The Rivers State Commissioner for Information, Joe Johnson, says his principal, Governor Siminalayi Fubara didn’t sign a “peace agreement” with his predecessor, Nyesom Wike, under duress at the Presidential Villa on Monday.
Johnson made this known on Wednesday during a live appearance on a television programme.
“I was in that meeting and the governor did not negotiate from the place of weakness.
“There was no pressure from anywhere; when people disagree, they come to the round table and settle,” he said.
“There is nothing to doubt it (the agreement), we have gone beyond the issue as to who signed, and who didn’t sign,” Johnson added when asked whether the governor signed the peace agreement.
Rivers State has been a theatre of the absurd in the last three months with the state House of Assembly serving as the “boxing ring”. The rift between Fubara and Wike, split lawmakers in the House with 27 of them decamping from the Peoples Democratic Party (PDP) to the ruling All Progressives Congress (APC), a party in whose central government Wike currently serves as minister.

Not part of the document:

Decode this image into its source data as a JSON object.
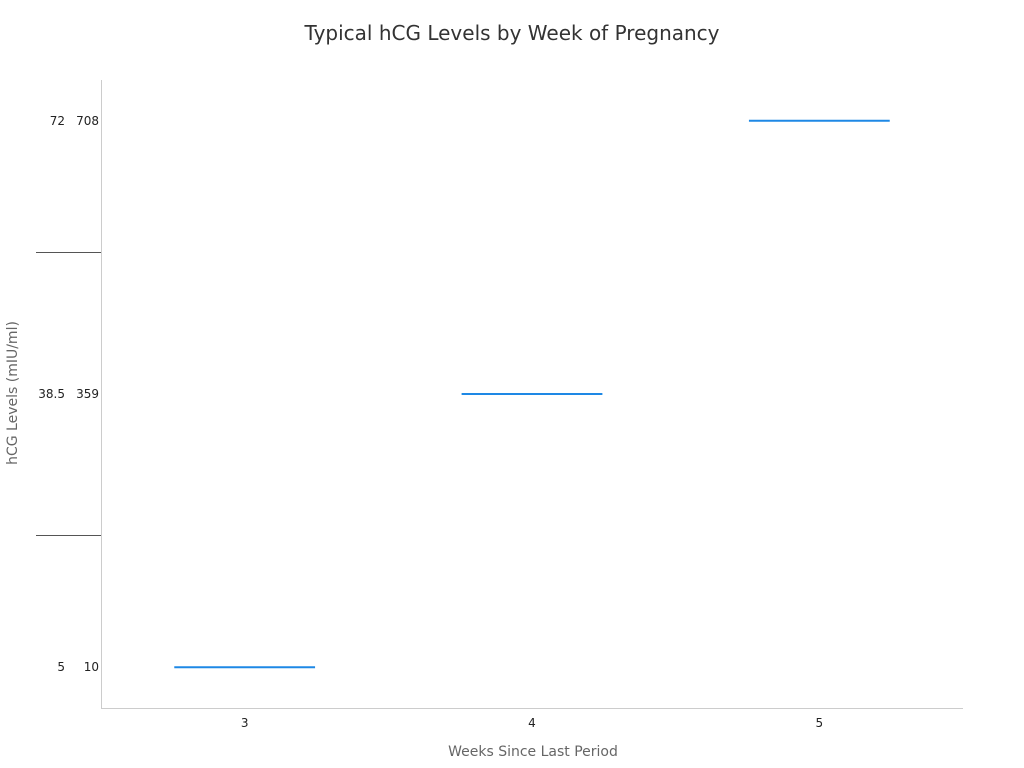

The feud also saw the emergence of parallel sittings, an impeachment plot against the governor, the demolition of the Assembly complex, and a gale of resignations of pro-Wike commissioners in Fubara’s cabinet.
The President had on Monday met with Fubara and Wike at the Aso Villa in Abuja.
After Monday’s meeting, the President directed that the warring parties withdraw all matters instituted in the courts by Fubara, and his team, and that the leadership of Martin Amaewhule in the Rivers State House of Assembly be recognised, and not that of Edison Ehie.